Q: Some people make music and audio a very late after-thought in game-making, but each of your Game-a-Week’s has really awesome audio. WHAT’S YOUR SECRET?!

Teehee – honestly, music is almost always an afterthought for me too. I grew up as a very musical person, but I have a very hard time actually composing music. I can hear what I want in my head, but transposing that to an actual musical score is impossible for me. Most weeks I just browse until I find the music that fits the feel of my game. I also use Bfxr for a lot of my sound effects. This past week (week 23), a friend of mine, Martijn Frazer, actually reached out and said that he’d love to make music for one of my games – so we worked together to create the music and the feel for that game.

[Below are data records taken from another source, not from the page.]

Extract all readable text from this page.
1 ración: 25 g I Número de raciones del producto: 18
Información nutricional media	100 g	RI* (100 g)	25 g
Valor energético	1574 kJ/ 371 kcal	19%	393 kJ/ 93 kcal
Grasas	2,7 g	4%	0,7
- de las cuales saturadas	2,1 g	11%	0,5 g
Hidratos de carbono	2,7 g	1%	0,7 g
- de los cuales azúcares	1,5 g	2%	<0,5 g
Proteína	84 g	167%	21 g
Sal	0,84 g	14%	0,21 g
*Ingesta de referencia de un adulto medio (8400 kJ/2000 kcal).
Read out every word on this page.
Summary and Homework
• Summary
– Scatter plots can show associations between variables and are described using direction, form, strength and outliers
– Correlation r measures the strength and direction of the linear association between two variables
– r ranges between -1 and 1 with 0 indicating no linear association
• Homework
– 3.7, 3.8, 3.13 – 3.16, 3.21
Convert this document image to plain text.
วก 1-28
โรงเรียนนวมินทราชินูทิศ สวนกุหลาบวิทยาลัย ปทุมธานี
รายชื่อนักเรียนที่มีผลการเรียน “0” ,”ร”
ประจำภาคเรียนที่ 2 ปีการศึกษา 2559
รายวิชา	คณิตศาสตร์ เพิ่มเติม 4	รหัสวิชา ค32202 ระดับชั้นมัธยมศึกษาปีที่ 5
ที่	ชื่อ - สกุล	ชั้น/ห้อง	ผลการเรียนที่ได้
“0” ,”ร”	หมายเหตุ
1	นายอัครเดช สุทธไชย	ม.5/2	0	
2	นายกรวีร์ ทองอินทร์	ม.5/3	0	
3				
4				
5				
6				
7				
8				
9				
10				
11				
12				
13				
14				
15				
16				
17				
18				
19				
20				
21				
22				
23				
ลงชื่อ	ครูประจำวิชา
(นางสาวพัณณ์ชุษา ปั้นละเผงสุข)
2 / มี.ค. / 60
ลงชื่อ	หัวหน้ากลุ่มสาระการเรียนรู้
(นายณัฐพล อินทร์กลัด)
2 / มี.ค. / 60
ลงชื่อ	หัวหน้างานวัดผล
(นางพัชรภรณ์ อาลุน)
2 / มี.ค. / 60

Don’t be scared. Even if you’ve never done a jam before or think that you’re not skilled enough to participate in a jam, YOU WILL BE FINE. Like I’ve said before – this is an amazingly inclusive and supporting industry, and we ALL started from somewhere. Everyone knows what it’s like to show up to your first jam and not know how to do anything. The most important part here is attitude. If you come into the jam wanting to help and contribute, you will be able to help and contribute – no matter what skills you have (or lack). A lot of people look at jams and say “Well, I can’t program or do art – I’ll be useless” – which simply isn’t true. There’s so much more that goes into a game than code, art, and music. I reiterate – if you want to contribute, there will always be something for you to do.

Favorite restaurant: When you’re hungry and want something cheap, nothing beats a good double-double with grilled onions from In-N-Out.

Favorite novel/book: Cat’s Cradle by Kurt Vonnegut

You’re banished to a deserted island, what video game do you bring with you?: Oh gosh – I somehow smuggle Chrono Cross, Castlevania: SOTN, FF9, and Spelunky all with me.